This article is reprinted from the wechat official account “Qiniuyun”.

In the sharing of ECUG conference on January 5th, Liu Qi, founder and CEO of our company, brought us a wonderful speech themed “Chaos Engineering at PingCAP”, and shared with us the relevant content and deep thinking about Chaos Engineering. The following is a transcript of his speech.

Let me start by mentioning TiDB. TiDB is a distributed database that supports the MySQL protocol and Spark API. TiDB is currently one of the largest, most used and most popular databases in NewSQL.

The typical scenario of TiDB is like this: for example, when people want to do sub-database sub-table, there is no need to bother with TiDB; For example, if we need complex workload, for example, OLTP + OLAP coexist in the system at the same time. Usually when you use a database, you will consider whether it is OLAP or OLTP, but for the user, you don’t want the database people to educate him what OLAP and OLTP is, SQL can run fast enough, as simple as possible. Other users, such as those in Japan and the US, migrate from Amazon Aurora to TiDB and struggle to run when it reaches tens of tons.

What is PingCAP? You probably know TiDB, not PingCAP. In fact, TiDB was developed by PingCAP.

So what is CNCF? CNCF stands for Cloud Native Computing Foundation. Maybe many people know K8s but not CNCF, just as TiDB knows PingCAP is the same, Kubernetes is the hottest project under CNCF. At present, PingCAP ranks sixth globally in all code contributions of CNCF, huawei is the seventh below us, and there are only two Chinese companies in the top eight.

Next, we will use TiDB as an example to demonstrate the use of Chaos Mesh. First, we need to focus on the structure of TiDB. Below is the structure of TiDB. Why is the structure of TiDB mentioned?

As shown, TiDB is roughly divided into two layers:

  • The computing layer is commonly known as the SQL layer.

  • The storage layer includes a TiKV that supports the row memory model and a TiFlash that supports the column memory model.

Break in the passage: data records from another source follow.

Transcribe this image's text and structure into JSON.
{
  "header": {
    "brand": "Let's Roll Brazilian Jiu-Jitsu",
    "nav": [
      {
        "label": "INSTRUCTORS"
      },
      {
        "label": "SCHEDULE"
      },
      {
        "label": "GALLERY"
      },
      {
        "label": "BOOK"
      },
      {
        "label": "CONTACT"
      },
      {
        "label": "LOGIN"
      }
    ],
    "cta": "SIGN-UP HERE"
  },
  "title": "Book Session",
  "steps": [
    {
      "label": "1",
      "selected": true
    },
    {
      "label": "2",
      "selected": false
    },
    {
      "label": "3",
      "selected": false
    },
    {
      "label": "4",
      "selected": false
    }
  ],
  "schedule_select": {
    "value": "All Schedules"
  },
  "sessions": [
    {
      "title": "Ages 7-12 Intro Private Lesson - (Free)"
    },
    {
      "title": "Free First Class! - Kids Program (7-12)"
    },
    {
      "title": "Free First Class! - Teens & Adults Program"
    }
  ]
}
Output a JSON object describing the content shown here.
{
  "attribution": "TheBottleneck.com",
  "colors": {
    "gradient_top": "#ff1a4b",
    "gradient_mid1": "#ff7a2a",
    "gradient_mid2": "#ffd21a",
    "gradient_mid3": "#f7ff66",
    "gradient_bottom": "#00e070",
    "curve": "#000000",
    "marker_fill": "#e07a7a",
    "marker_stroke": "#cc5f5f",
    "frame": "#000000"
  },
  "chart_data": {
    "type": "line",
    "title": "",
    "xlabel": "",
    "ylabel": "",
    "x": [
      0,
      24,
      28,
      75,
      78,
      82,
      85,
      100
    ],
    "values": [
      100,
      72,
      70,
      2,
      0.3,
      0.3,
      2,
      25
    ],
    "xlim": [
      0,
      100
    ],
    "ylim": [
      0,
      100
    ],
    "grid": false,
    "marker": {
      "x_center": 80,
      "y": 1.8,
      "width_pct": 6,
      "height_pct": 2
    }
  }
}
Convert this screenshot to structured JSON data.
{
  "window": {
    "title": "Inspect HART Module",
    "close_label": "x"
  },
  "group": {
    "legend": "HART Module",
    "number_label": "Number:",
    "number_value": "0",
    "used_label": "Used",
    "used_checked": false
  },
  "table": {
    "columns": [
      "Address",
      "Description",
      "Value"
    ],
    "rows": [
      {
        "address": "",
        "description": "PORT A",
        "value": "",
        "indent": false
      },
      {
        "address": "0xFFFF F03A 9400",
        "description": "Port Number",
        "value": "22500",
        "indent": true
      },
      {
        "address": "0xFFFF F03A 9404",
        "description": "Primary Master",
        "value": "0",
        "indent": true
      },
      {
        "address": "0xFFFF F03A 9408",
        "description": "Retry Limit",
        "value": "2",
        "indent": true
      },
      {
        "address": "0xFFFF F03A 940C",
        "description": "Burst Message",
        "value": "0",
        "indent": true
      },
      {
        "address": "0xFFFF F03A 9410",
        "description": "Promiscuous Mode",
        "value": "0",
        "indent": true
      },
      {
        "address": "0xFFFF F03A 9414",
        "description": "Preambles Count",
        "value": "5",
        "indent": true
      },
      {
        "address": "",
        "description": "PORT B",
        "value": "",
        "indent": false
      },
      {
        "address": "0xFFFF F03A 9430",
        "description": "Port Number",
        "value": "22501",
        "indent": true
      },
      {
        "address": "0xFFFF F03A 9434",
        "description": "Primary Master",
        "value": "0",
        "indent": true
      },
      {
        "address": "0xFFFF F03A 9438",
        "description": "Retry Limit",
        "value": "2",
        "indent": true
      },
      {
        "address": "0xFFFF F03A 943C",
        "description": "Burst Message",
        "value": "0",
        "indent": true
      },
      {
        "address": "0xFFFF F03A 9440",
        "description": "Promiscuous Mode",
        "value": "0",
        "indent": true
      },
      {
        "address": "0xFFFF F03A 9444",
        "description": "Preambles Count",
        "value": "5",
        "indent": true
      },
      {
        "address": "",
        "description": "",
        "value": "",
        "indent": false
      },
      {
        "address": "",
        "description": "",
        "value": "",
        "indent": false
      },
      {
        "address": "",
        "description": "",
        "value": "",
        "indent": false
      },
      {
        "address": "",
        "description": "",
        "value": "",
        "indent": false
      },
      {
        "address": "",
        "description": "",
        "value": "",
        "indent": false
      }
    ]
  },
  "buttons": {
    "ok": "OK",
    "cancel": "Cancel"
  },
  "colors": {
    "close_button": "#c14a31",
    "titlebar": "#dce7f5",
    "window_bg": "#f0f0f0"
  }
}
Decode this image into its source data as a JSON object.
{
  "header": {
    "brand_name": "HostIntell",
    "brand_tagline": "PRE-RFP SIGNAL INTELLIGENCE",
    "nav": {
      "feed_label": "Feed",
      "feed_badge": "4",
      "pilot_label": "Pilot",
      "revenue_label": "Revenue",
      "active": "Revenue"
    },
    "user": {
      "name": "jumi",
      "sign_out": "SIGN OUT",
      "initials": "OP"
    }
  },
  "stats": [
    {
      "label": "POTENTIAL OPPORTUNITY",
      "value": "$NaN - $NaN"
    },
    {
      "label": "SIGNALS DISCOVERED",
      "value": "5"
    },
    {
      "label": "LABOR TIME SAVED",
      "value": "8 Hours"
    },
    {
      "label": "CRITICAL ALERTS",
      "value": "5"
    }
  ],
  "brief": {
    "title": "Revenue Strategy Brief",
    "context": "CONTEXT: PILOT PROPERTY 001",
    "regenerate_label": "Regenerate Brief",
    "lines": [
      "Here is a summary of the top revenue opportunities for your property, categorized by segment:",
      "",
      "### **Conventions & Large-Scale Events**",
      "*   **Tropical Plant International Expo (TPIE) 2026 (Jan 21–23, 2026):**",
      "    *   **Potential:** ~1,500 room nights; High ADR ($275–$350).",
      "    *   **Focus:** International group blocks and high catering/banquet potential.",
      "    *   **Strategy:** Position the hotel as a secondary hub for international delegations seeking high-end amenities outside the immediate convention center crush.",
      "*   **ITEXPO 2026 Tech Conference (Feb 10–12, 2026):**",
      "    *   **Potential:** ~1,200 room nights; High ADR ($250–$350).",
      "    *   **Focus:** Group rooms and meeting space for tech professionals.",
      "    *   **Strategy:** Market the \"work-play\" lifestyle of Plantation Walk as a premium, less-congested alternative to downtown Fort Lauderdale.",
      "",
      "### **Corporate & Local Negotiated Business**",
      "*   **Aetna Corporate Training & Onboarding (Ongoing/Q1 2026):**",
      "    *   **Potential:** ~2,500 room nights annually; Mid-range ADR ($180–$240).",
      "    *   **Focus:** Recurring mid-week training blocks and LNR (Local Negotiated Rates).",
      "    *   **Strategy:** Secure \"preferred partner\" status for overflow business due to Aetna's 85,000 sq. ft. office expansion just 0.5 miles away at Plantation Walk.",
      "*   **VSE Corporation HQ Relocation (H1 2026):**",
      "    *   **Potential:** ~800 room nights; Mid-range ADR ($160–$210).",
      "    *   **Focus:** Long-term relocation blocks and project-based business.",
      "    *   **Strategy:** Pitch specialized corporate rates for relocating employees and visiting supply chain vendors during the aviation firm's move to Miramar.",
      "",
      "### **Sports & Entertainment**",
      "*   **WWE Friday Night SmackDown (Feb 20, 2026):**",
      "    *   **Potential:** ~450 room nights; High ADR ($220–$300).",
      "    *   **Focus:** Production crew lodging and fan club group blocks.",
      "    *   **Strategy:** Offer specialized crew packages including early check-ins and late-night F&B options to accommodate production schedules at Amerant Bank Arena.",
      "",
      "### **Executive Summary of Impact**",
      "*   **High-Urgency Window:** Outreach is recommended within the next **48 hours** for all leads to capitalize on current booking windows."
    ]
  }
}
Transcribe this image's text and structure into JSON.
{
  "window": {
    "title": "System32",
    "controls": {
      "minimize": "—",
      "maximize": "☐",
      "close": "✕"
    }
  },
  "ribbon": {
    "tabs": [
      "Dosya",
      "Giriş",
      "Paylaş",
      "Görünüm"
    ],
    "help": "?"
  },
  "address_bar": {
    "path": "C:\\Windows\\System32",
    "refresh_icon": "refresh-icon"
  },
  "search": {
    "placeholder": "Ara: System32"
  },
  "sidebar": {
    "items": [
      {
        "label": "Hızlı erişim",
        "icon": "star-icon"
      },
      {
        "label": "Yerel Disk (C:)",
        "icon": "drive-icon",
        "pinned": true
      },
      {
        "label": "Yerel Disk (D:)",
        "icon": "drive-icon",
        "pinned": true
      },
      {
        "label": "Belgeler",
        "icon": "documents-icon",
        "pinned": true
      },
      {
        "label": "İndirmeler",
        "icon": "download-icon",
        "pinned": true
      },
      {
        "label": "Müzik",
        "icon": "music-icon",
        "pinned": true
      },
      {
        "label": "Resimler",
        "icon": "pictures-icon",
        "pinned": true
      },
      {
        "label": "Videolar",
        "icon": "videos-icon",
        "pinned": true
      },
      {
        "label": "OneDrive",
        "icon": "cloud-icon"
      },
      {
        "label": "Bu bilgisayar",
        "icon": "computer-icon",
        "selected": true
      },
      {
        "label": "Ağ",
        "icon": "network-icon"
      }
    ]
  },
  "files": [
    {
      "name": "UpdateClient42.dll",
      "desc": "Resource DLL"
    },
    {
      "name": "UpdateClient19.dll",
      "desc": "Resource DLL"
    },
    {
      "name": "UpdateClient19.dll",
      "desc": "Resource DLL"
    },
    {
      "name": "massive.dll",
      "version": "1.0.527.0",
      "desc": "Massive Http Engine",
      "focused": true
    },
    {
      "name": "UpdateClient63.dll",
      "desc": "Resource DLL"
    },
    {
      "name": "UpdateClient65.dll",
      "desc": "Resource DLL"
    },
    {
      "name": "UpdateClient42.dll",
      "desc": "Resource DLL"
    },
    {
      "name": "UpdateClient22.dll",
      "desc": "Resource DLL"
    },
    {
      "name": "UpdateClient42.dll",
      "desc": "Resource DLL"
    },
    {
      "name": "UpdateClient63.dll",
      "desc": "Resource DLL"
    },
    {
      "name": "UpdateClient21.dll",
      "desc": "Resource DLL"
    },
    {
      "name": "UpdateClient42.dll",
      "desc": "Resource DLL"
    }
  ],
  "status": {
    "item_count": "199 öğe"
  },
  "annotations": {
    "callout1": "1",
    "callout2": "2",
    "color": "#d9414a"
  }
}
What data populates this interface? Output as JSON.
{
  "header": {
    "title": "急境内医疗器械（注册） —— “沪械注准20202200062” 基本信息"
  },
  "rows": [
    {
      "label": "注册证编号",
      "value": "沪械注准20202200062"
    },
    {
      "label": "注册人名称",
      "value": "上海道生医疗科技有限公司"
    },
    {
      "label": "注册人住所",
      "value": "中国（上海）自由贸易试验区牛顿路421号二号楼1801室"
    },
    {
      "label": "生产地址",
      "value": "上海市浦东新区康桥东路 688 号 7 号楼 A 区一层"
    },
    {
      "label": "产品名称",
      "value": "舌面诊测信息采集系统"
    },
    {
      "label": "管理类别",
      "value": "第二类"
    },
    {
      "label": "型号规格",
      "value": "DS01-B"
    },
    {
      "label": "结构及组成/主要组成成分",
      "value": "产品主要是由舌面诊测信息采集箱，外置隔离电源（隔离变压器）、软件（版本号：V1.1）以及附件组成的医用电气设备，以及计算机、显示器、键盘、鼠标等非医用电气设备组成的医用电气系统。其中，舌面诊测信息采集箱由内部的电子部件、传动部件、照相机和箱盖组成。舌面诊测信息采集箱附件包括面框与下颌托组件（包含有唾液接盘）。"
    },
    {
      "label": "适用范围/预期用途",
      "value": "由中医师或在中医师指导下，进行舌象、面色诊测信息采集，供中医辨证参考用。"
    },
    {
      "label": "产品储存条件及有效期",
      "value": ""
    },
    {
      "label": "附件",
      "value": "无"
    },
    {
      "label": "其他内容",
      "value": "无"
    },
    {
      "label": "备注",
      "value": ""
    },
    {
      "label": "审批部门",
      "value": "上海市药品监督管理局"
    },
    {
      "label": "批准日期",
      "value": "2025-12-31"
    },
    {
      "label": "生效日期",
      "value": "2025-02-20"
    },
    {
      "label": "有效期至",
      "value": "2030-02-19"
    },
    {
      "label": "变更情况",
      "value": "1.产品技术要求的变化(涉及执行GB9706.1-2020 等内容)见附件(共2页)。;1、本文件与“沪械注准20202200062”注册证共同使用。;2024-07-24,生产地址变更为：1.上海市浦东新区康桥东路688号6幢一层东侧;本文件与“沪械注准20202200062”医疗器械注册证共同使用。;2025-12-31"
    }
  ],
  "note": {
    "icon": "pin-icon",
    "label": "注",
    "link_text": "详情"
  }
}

In addition, there is a scheduler PD, responsible for global control of the entire system.

I didn’t know it was so hard when I was in the pit, but I didn’t know why it was so hard until later. After I finished, you might think it was even harder. Over the years, we have encountered compiler bugs, operating system bugs, file system bugs, and also been poked into data loss. Fortunately, we have finally fixed it. Maybe these problems we usually encounter relatively less, but here we have encountered, we also encountered a batch of disk hardware drivers purchased by a cloud storage manufacturer problems, write in the data and read out of the data is not the same part. I don’t know if any of you have encountered these magic phenomena, but as a database vendor, we have.

This is a GitHub page. You’ve probably seen it before. It’s up a couple of times a year, if you’re lucky. What does this picture tell us? What it tells us is that you might as well refresh. When he says this, it means he is anticipating and dealing with the situation. Does our system have the same mechanism? For example, there is a problem, in the user side roughly how to operate, you can recover. But recently GitHub went down again, and this time it seemed to take hours to recover.

This black swan is what we’ve been experiencing for years. Almost ten years ago to write programs encountered problems, these years all encountered. Until you see a black swan, you think all swans are white, until compiler and operating system bugs get in your way.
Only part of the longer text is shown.